Center for Molecular Medicine, Maine Medical Center Research Institute, Scarborough, ME, USA.
J Bone Miner Res. 2013 Jun;28(6):1412-21. doi: 10.1002/jbmr.1871.
Endochondral bone formation is a multistep process during which a cartilage primordium is replaced by mineralized bone. Several genes involved in cartilage and bone development have been identified as target genes for the Snail family of zinc finger transcriptional repressors, and a gain-of-function study has demonstrated that upregulation of Snai1 activity in mouse long bones caused a reduction in bone length. However, no in vivo loss-of-function studies have been performed to establish whether Snail family genes have an essential, physiological role during normal bone development. We demonstrate here that the Snai1 and Snai2 genes function redundantly during embryonic long bone development in mice. Deletion of the Snai2 gene, or limb bud-specific conditional deletion of the Snai1 gene, did not result in obvious defects in the skeleton. However, limb bud-specific Snai1 deletion on a Snai2 null genetic background resulted in substantial defects in the long bones of the limbs. Long bones of the Snai1/Snai2 double mutants exhibited defects in chondrocyte morphology and organization, inhibited trabecular bone formation, and delayed ossification. Chondrocyte proliferation was markedly reduced, and transcript levels of genes encoding cell cycle regulators, such as p21(Waf1/Cip1) , were strikingly upregulated in the Snai1/Snai2 double mutants, suggesting that during chondrogenesis Snail family proteins act to control cell proliferation by mediating expression of cell-cycle regulators. Snai2 transcript levels were increased in Snai1 mutant femurs, whereas Snai1 transcript levels were increased in Snai2 mutant femurs. In addition, in the mutant femurs the Snai1 and Snai2 genes compensated for each other's loss not only quantitatively, but also by expanding their expression into the other genes' normal expression domains. These results demonstrate that the Snai1 and Snai2 genes transcriptionally compensate temporally, spatially, and quantitatively for each other's loss, and demonstrate an essential role for Snail family genes during chondrogenesis in mice.

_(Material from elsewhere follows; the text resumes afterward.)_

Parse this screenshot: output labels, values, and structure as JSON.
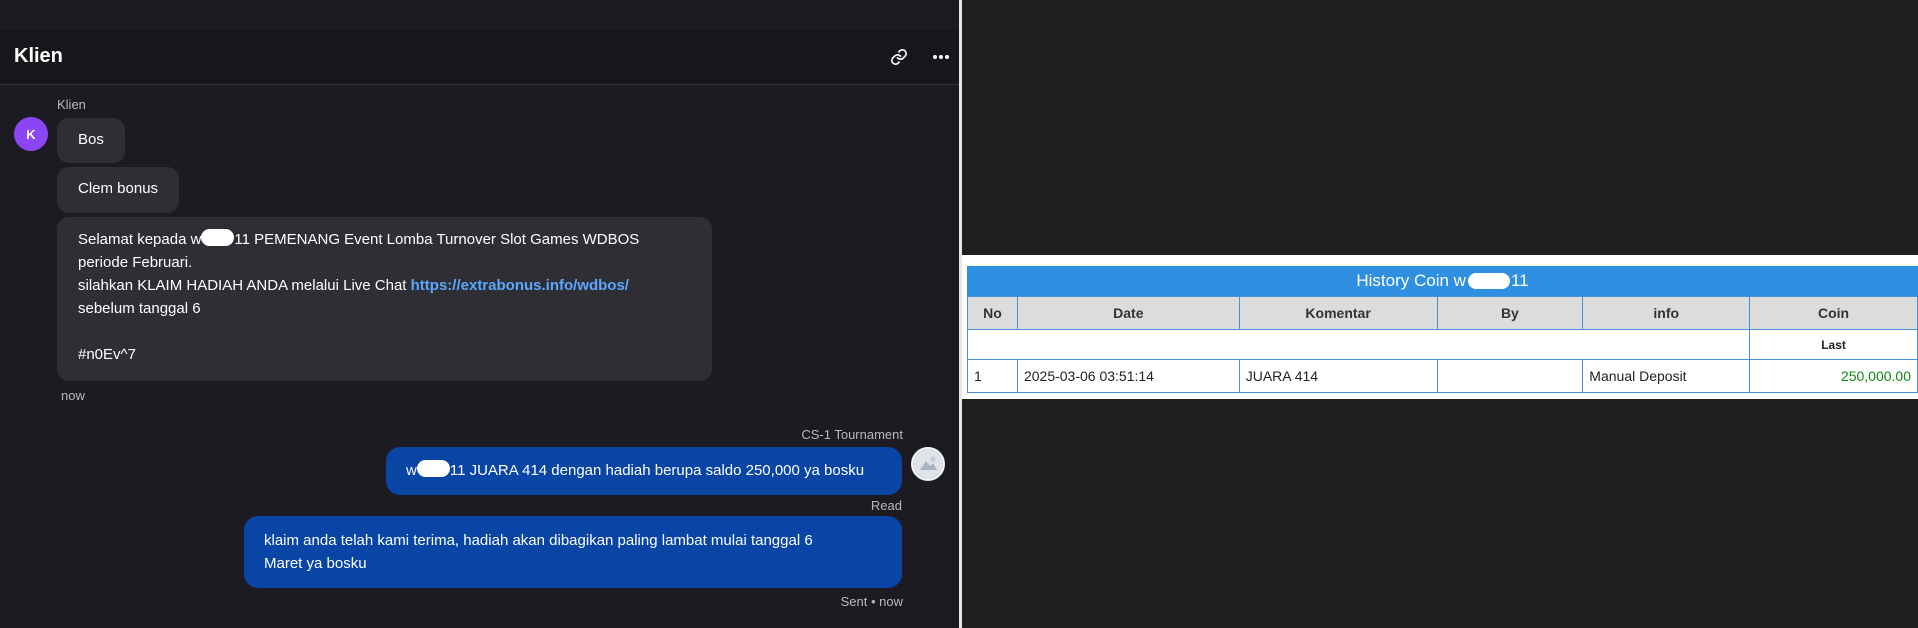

软骨内成骨是一个多步骤的过程,在此过程中,软骨原基被矿化的骨所取代。已经鉴定出一些参与软骨和骨骼发育的基因是锌指转录抑制因子Snail 家族的靶基因,功能获得研究表明,在小鼠长骨中上调 Snai1 活性会导致骨长度减少。然而,尚未进行体内功能丧失研究以确定 Snail 家族基因在正常骨骼发育中是否具有必需的生理作用。我们在此证明,Snail1 和 Snai2 基因在小鼠胚胎长骨发育中具有冗余功能。Snail2 基因缺失或肢芽特异性条件性缺失 Snai1 基因不会导致骨骼明显缺陷。然而,肢芽特异性 Snai1 缺失在 Snai2 缺失遗传背景下导致肢体长骨严重缺陷。Snail1/Snai2 双突变体的长骨表现出软骨细胞形态和组织缺陷,抑制小梁骨形成,并延迟骨化。软骨细胞增殖明显减少,编码细胞周期调节剂的基因的转录水平,如 p21(Waf1/Cip1) ,在 Snai1/Snai2 双突变体中显著上调,表明在软骨生成过程中,Snail 家族蛋白通过调节细胞周期调节剂的表达来控制细胞增殖。在 Snai1 突变股骨中 Snai2 转录本水平增加,而在 Snai2 突变股骨中 Snai1 转录本水平增加。此外,在突变股骨中,Snail1 和 Snai2 基因不仅在数量上,而且在表达量上都相互补偿,将其表达扩展到另一个基因的正常表达区域。这些结果表明,Snail1 和 Snai2 基因在时间、空间和数量上相互转录补偿,并且证明了 Snail 家族基因在小鼠软骨生成中具有必需的作用。